With its north-east and east aspect, this room is sunniest in the mornings, making it an ideal space to enjoy family breakfasts and brunches, while its cooler evening conditions cater to movie nights without any need to draw across the linen sheer curtains. But even on overcast days, there’s enough light coming through the enormous floor-to-ceiling windows to play off the TV’s attractive tile backdrop. “We thought its reflective nature would work really well in this room,” explains Stewart. “Some of the tiles are matte and some are glazed. When the light hits that wall, it creates a lovely focal point. It’s also a super hard-wearing material.” Given the bedrooms are all on the ground floor and the couple enjoy al fresco eating, balconies were built off both the kitchen and living areas and are kitted out with oak and rattan furniture from Belgian brand Flamont.
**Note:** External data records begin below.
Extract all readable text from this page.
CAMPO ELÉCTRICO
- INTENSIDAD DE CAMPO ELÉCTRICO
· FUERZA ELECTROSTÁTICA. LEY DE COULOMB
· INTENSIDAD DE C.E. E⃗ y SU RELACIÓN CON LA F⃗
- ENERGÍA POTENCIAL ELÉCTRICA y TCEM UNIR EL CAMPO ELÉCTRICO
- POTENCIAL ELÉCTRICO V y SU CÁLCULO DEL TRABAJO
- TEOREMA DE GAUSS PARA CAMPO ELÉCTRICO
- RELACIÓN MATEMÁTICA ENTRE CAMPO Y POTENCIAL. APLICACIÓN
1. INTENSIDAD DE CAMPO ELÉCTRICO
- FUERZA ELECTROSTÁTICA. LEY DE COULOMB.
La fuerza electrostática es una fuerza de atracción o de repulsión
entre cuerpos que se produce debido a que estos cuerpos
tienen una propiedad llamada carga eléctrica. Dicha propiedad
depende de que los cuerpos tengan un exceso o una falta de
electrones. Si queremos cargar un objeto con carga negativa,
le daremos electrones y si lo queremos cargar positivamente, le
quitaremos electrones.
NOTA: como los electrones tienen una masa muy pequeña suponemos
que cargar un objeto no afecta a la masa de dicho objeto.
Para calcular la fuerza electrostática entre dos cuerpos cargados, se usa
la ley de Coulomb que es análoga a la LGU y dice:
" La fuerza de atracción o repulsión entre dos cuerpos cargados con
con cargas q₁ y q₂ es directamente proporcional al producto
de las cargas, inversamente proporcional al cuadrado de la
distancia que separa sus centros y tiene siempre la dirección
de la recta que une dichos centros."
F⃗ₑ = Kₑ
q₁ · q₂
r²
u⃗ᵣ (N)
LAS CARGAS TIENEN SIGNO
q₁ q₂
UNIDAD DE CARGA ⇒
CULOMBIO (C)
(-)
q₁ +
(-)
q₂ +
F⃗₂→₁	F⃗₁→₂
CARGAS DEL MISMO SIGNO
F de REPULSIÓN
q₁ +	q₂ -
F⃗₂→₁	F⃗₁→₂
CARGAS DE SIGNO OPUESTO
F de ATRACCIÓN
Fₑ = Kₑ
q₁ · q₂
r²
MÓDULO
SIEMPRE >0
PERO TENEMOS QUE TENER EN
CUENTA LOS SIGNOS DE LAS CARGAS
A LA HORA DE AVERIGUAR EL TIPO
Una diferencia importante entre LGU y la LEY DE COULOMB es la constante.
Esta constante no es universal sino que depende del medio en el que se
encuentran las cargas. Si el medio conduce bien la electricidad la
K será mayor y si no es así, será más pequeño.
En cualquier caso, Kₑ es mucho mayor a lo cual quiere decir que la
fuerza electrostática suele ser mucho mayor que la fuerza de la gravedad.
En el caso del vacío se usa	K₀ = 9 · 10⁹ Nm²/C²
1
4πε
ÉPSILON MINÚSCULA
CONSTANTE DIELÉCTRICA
Both owners are keen cooks and having lived in Asia and Australia for so long, they also love to barbecue. 

On the ground floor, the master bedroom with its glazed walls feels cocooned by the highlands of the North West coast. Decorative features are unobtrusive but beautifully observed: a striped headboard with spotted detail and textured linen lampshade in shoreline-inspired shades, a tactile bouclé armchair and sage green curtains reminiscent of the dune grasses on their doorstep. The beach houses have been given the same considered coastal treatment, with tongue-and-groove paneling adding a further nod to the environment outside and paint shades such as Ashes of Roses by Little Greene and Portland Stone, also by Little Greene, reinforcing that sense of cosy and understated luxury living.

Harvey says she and her family feel completely at peace in their Donegal home. “It’s a very calming place, with rabbits and sheeps in the fields, and we just don’t want to leave.” With plenty of repeat bookings and some holidaymakers booked in for the third time since the couple opened Ballyliffin Beach Houses last summer, visitors obviously agree with Harvey that Ballyliffin is indeed a very special part of the world.